Luciane da Rosa Lengler
15 min de leitura
“Ei, Jude, não tenha medo
Você foi feita para ir lá e conquistar
No minuto em que você deixa ela te atingir Então você começa a melhorá-la...”
Pense numa família feliz, o casal jovem, dois filhos lindos e perfeitos, saem uma noite para comemorar alguma coisa, voltam e vão dormir felizes.
Na manhã seguinte, vendo que a filha de quinze anos não levanta para o café da manhã antes da escola, a mãe vai, apressada, ao quarto dela e percebe com horror que ela falecera durante a noite, sem que estivesse enferma, sem que tenha tirado a própria vida ou sem que tivesse sofrido qualquer violência. Apenas partira no silêncio e quietude da noite.

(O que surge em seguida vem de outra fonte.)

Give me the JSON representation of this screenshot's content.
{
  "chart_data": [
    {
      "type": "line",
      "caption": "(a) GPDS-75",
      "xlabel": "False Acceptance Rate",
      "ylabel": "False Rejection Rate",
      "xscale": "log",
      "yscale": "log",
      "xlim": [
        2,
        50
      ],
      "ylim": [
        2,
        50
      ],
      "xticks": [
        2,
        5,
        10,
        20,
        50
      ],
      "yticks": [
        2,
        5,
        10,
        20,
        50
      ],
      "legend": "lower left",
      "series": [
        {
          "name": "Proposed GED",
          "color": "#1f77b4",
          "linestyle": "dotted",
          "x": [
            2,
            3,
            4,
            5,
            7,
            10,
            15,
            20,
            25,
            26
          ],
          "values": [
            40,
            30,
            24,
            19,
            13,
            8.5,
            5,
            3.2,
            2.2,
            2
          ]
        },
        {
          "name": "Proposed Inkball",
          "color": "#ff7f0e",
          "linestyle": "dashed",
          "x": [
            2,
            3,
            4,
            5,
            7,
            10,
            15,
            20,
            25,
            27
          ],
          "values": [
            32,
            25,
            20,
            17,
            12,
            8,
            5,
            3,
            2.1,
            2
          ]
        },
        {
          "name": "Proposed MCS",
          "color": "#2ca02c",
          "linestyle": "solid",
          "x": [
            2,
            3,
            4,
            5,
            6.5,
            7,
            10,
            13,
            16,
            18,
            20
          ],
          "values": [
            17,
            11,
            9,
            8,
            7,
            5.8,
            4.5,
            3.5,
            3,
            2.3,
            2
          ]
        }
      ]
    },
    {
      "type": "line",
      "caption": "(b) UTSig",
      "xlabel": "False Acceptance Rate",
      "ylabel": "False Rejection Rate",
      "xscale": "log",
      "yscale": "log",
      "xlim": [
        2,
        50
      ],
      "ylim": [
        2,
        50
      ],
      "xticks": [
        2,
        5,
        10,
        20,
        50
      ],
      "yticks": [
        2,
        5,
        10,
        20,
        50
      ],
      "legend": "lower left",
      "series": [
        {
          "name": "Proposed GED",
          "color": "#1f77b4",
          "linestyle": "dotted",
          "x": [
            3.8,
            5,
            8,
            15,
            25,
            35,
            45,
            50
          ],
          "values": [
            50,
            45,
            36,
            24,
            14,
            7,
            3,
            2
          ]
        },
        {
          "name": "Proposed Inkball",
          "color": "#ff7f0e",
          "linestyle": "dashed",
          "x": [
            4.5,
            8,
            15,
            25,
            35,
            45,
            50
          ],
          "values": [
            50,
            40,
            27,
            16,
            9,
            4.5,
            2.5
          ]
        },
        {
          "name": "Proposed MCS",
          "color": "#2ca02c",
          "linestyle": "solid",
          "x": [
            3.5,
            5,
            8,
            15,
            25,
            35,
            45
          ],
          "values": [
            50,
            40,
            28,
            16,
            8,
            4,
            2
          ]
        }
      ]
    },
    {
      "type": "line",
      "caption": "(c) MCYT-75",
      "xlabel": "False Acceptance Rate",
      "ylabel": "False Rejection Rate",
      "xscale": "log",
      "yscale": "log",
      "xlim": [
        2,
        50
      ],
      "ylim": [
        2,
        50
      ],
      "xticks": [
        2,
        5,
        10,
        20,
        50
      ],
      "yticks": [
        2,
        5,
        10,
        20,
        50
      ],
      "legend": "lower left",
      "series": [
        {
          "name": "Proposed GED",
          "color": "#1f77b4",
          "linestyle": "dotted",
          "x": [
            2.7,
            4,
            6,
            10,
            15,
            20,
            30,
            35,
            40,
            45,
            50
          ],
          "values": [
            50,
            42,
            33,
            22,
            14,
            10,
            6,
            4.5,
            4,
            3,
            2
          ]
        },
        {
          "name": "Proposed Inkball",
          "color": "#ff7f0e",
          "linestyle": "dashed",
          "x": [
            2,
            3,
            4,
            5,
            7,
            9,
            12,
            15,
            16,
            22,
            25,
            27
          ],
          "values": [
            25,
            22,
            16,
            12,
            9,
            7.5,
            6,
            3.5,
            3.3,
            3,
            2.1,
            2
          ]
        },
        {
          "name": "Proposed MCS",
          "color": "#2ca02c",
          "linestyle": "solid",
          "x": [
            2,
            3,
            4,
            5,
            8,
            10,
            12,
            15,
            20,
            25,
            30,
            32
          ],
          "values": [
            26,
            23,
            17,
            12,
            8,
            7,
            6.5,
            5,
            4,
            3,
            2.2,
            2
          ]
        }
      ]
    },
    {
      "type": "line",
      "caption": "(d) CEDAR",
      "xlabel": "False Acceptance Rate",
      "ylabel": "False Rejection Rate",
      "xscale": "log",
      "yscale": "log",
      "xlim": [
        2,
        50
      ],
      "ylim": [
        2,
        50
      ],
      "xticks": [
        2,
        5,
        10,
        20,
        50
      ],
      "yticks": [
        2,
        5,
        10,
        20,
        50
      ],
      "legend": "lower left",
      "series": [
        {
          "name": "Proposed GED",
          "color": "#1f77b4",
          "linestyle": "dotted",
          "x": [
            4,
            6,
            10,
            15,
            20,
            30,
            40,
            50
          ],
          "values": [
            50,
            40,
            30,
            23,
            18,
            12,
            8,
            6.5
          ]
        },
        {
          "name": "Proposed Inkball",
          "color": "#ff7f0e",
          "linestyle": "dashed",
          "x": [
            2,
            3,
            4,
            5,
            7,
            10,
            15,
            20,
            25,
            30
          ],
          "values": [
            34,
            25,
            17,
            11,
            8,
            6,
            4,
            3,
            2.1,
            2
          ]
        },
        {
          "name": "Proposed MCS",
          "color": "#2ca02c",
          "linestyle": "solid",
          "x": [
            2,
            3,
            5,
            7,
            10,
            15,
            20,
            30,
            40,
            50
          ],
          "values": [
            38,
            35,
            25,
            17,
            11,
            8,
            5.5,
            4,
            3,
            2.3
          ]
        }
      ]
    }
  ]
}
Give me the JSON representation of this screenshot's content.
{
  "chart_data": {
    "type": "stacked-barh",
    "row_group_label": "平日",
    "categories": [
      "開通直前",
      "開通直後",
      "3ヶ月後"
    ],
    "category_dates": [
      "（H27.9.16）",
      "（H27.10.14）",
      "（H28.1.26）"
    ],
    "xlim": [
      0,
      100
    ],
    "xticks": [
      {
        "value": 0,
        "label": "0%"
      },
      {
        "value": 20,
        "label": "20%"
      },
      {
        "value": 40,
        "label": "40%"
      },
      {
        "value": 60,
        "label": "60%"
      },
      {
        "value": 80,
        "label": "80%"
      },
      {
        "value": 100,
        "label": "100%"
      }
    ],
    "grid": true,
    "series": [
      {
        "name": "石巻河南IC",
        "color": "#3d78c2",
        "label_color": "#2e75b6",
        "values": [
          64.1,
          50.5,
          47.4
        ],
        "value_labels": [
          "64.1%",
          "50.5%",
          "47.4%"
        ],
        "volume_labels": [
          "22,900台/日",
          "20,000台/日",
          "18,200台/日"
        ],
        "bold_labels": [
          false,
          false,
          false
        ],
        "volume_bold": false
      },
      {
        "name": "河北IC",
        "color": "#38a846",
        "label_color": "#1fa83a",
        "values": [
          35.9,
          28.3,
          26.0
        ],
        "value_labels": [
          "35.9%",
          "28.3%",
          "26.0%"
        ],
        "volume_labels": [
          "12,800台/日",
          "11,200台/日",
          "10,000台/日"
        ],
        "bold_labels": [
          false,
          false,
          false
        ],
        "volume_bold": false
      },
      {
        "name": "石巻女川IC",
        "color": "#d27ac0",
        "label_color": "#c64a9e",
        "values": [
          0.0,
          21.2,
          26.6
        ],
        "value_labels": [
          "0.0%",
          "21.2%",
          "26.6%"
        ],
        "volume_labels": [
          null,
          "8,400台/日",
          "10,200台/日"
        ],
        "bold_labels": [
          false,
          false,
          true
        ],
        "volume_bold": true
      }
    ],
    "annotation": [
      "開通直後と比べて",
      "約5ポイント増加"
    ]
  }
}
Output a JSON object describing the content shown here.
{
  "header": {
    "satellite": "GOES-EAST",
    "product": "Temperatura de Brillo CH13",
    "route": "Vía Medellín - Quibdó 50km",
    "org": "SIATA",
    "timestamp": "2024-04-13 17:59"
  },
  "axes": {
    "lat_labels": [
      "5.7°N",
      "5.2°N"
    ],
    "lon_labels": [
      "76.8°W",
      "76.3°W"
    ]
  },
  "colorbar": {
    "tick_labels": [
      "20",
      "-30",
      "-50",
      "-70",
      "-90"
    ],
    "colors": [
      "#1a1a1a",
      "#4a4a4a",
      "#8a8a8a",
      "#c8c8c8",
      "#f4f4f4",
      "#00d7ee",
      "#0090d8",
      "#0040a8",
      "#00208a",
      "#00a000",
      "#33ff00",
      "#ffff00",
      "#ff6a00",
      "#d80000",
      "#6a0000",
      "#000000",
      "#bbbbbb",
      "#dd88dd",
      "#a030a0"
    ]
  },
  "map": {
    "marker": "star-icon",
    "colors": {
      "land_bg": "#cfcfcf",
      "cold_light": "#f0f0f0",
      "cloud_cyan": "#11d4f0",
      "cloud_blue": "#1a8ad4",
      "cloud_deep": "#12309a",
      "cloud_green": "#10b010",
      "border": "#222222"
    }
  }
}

Essa tragédia aconteceu com os queridos Maurício e Karla e, embora signifique o maior terror para qualquer pai ou mãe, avó, tio...essa chegada silenciosa da morte, colhendo aquele que amamos e que pensávamos que estava protegido no quarto ao lado, bem alimentado e aconchegado em uma boa cama, em segurança, levando embora sorrateiramente, sem aviso nenhum, sem chance de defesa, não foi um pesadelo.
Também não era esperada, a menina era saudável, feliz. Adolescente cheia de vida e planos, enfrentava os desafios da juventude, mas nada em sua curta vida denunciava alguma enfermidade que anunciasse uma partida tão prematura.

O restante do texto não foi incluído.